I originally observed the problem on a Debian stable. I've run my test case on
my laptop which is running Mint and on my office workstation which is running
kubuntu.

I looked at the eglibc source code before posting the bug and saw that the code
which causes the race is identical to the one in glibc, so the bug is in both
implementations.

> I've also confirmed that the issue does not occur with my implementation of
> condition variables in musl libc(*).

I took a look at your code. As far as I can tell, you are not trying to avoid
spurious wakeups as hard as glibc, that's why you don't have the same race.

> I suspect it's a real bug, but I need to read the code more closely to
> understand what's going on...

Here is my understanding of the root cause - an attempt to prevent spurious
wakeups that has gone too far and destroys ordering - waking future waiters
instead of present ones.

There are two checks that NPTL uses to prevent spurious wakeups:

1) It only allows a thread to wake if a signal has been sent after it started
waiting. This is achieved by checking if cond->__data.__wakeup_seq has remained
unchanged.

2) It only allows as many threads to wake up as there were signals. This is
achieved by checking if cond->__data._woken_seq equals
cond->__data.__wakeup_seq.

If any of this checks indicates a spurious wakeup the thread retries the wait.

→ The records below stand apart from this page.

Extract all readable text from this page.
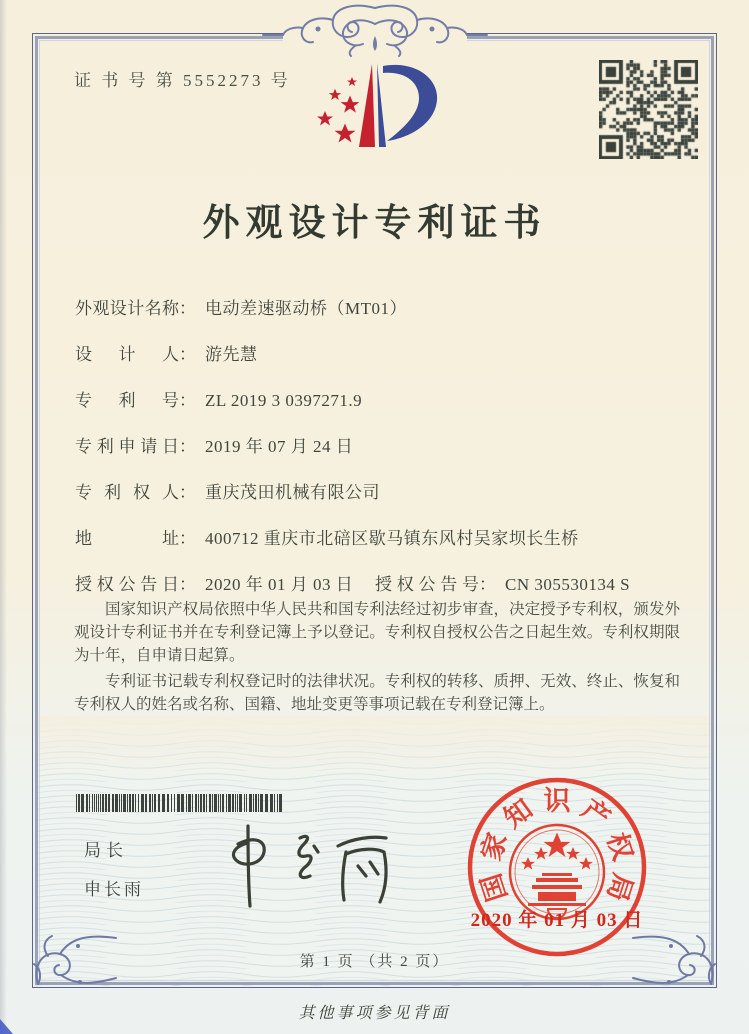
证 书 号 第 5552273 号
外观设计专利证书
外观设计名称： 电动差速驱动桥（MT01）
设计人： 游先慧
专利号： ZL 2019 3 0397271.9
专利申请日： 2019 年 07 月 24 日
专利权人： 重庆茂田机械有限公司
地址： 400712 重庆市北碚区歇马镇东风村吴家坝长生桥
授权公告日： 2020 年 01 月 03 日 授权公告号： CN 305530134 S

国家知识产权局依照中华人民共和国专利法经过初步审查，决定授予专利权，颁发外观设计专利证书并在专利登记簿上予以登记。专利权自授权公告之日起生效。专利权期限为十年，自申请日起算。

专利证书记载专利权登记时的法律状况。专利权的转移、质押、无效、终止、恢复和专利权人的姓名或名称、国籍、地址变更等事项记载在专利登记簿上。

局长
申长雨	国
家
知 识 产
权
局
2020 年 01 月 03 日
第 1 页 （共 2 页）
其他事项参见背面
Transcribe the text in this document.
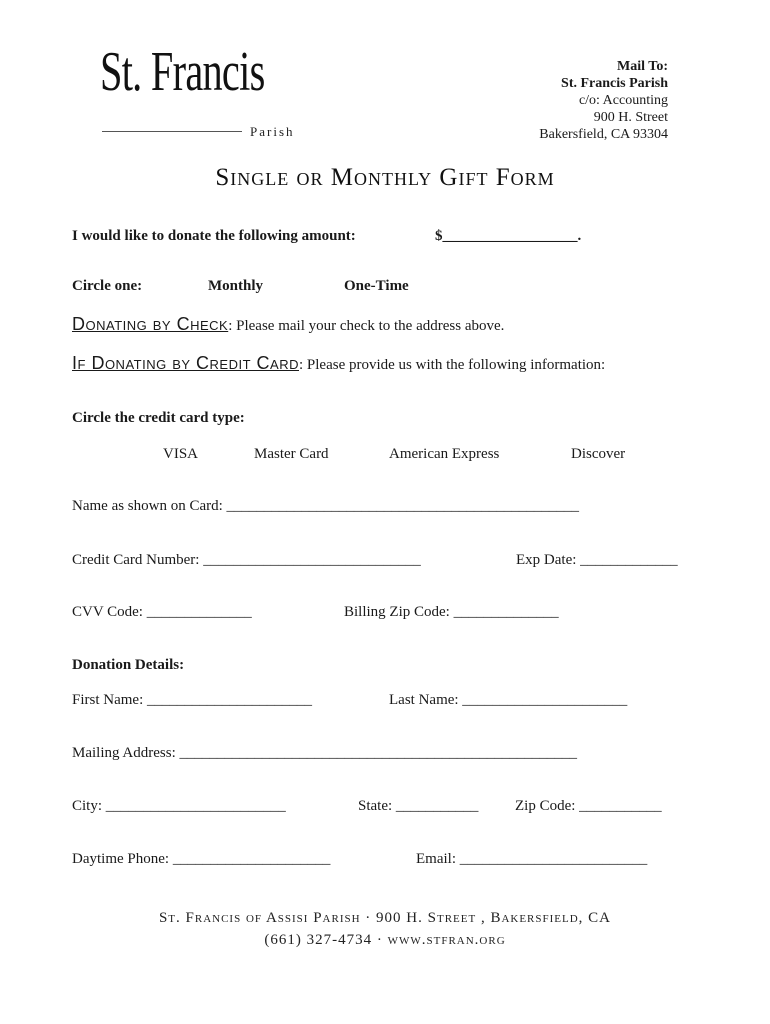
St. Francis
Parish
Mail To:
St. Francis Parish
c/o: Accounting
900 H. Street
Bakersfield, CA 93304
Single or Monthly Gift Form
I would like to donate the following amount:	$__________________.
Circle one:	Monthly	One-Time
Donating by Check: Please mail your check to the address above.
If Donating by Credit Card: Please provide us with the following information:
Circle the credit card type:
VISA	Master Card	American Express	Discover
Name as shown on Card: _______________________________________________
Credit Card Number: _____________________________	Exp Date: _____________
CVV Code: ______________	Billing Zip Code: ______________
Donation Details:
First Name: ______________________	Last Name: ______________________
Mailing Address: _____________________________________________________
City: ________________________	State: ___________ Zip Code: ___________
Daytime Phone: _____________________	Email: _________________________
St. Francis of Assisi Parish · 900 H. Street , Bakersfield, CA
(661) 327-4734 · www.stfran.org
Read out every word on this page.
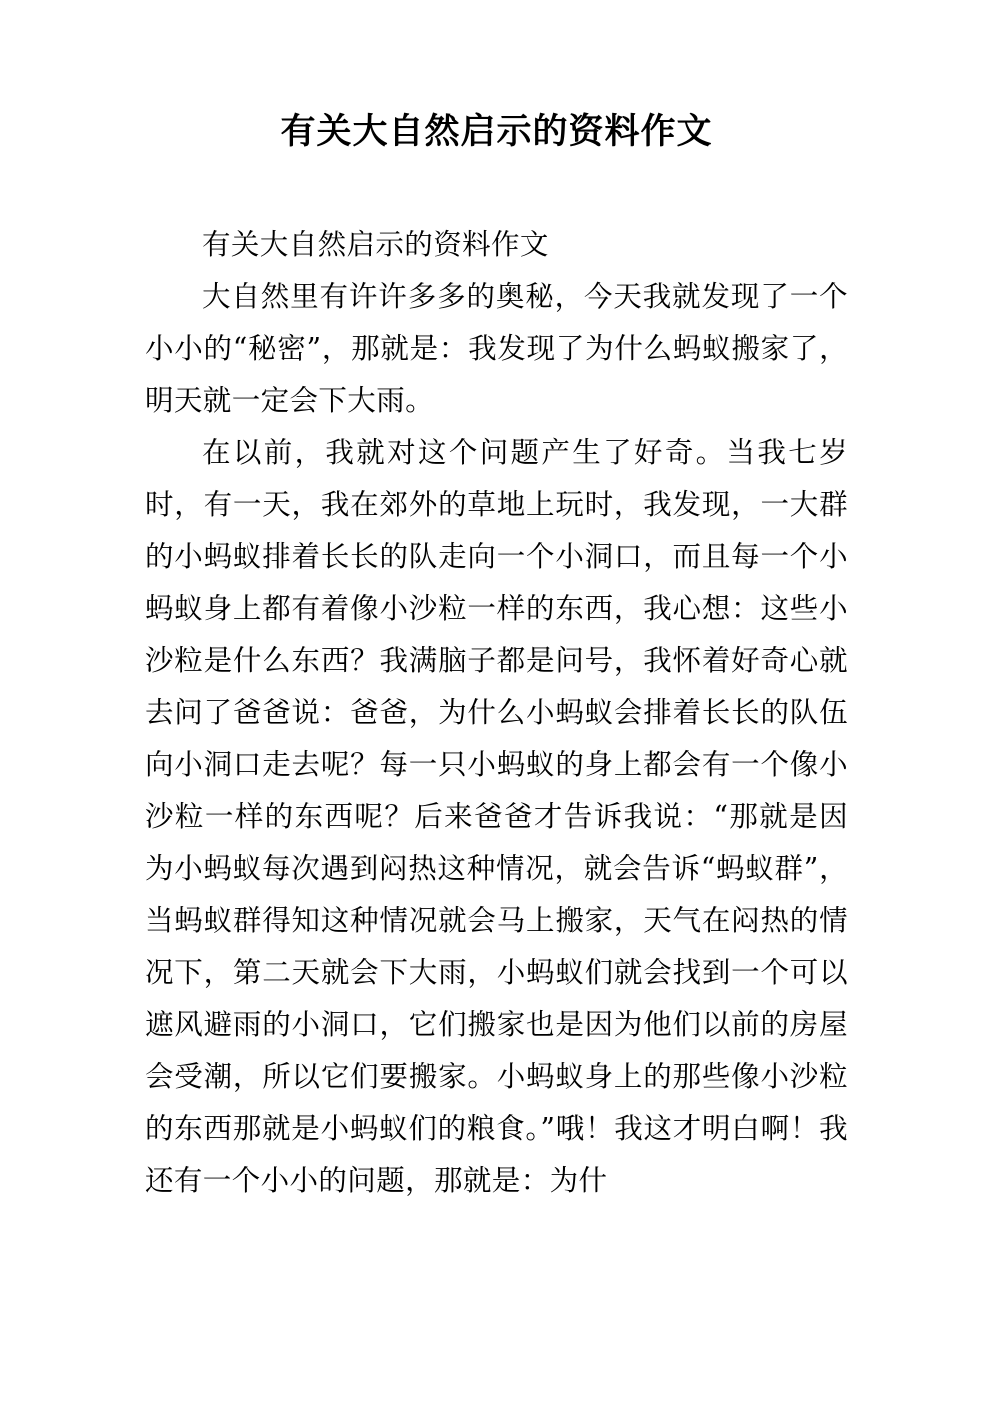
有关大自然启示的资料作文

有关大自然启示的资料作文

大自然里有许许多多的奥秘，今天我就发现了一个小小的“秘密”，那就是：我发现了为什么蚂蚁搬家了，明天就一定会下大雨。

在以前，我就对这个问题产生了好奇。当我七岁时，有一天，我在郊外的草地上玩时，我发现，一大群的小蚂蚁排着长长的队走向一个小洞口，而且每一个小蚂蚁身上都有着像小沙粒一样的东西，我心想：这些小沙粒是什么东西？我满脑子都是问号，我怀着好奇心就去问了爸爸说：爸爸，为什么小蚂蚁会排着长长的队伍向小洞口走去呢？每一只小蚂蚁的身上都会有一个像小沙粒一样的东西呢？后来爸爸才告诉我说：“那就是因为小蚂蚁每次遇到闷热这种情况，就会告诉“蚂蚁群”，当蚂蚁群得知这种情况就会马上搬家，天气在闷热的情况下，第二天就会下大雨，小蚂蚁们就会找到一个可以遮风避雨的小洞口，它们搬家也是因为他们以前的房屋会受潮，所以它们要搬家。小蚂蚁身上的那些像小沙粒的东西那就是小蚂蚁们的粮食。”哦！我这才明白啊！我还有一个小小的问题，那就是：为什
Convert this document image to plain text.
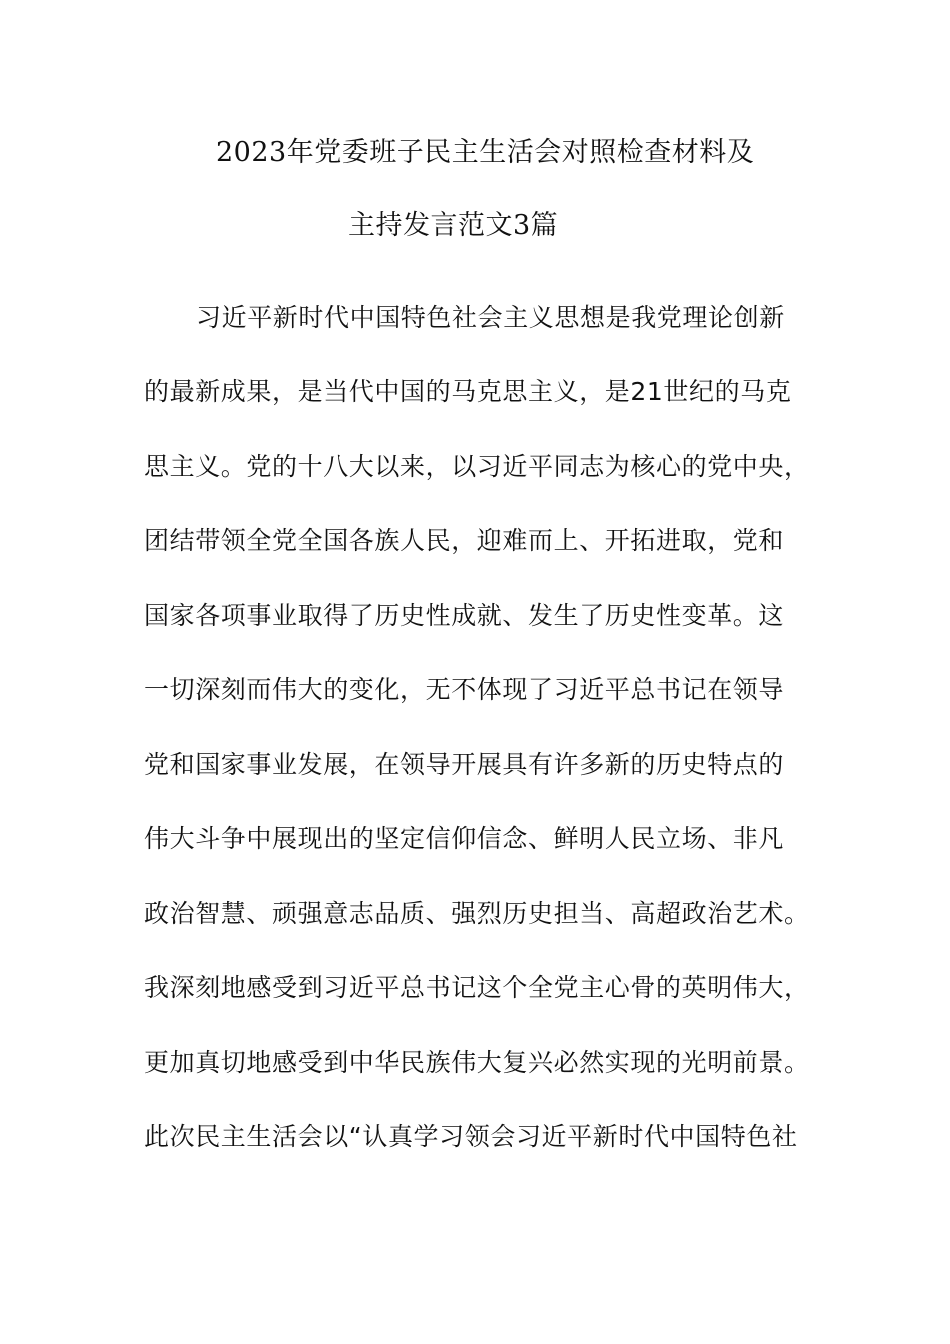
2023年党委班子民主生活会对照检查材料及
主持发言范文3篇
习近平新时代中国特色社会主义思想是我党理论创新
的最新成果，是当代中国的马克思主义，是21世纪的马克
思主义。党的十八大以来，以习近平同志为核心的党中央，
团结带领全党全国各族人民，迎难而上、开拓进取，党和
国家各项事业取得了历史性成就、发生了历史性变革。这
一切深刻而伟大的变化，无不体现了习近平总书记在领导
党和国家事业发展，在领导开展具有许多新的历史特点的
伟大斗争中展现出的坚定信仰信念、鲜明人民立场、非凡
政治智慧、顽强意志品质、强烈历史担当、高超政治艺术。
我深刻地感受到习近平总书记这个全党主心骨的英明伟大，
更加真切地感受到中华民族伟大复兴必然实现的光明前景。
此次民主生活会以“认真学习领会习近平新时代中国特色社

The problem is in check 2, because the guard is triggered if any thread has
woken spuriously - not just the current thread. Worse - it is triggered only
after the spuriously woken thread consumed a signal. So in many cases the
spuriously woken thread consumes the signal, and a validly woken thread is
forced to retry. The result is that a spurious wakeup may steal signals that
were sent before it started waiting.

Now, I'm confident that the race is real. But maybe some people would disagree
that it is a bug. That's why I asked in my original message if this behaviour
is intentional or a bug.

It is a bug if pthread condition variables should support the following usage: 

   ...

   pthread_mutex_lock(&m);

   SomeType localState = f(sharedState);

   while ( predicate(sharedState, localState) ) {
      pthread_cond_wait(&c, &m);
   }

   ...

In this case it actually matters which thread will wake up, because if the
wrong thread wakes up, it will retry the wait and the signal will be lost (this
is what happened to me). Unfortunately the spec is not very clear on the issue.
But this is the pattern that the pthread_cond_wait implementation in glibc
itself uses to detect spurious wakeups on the futex.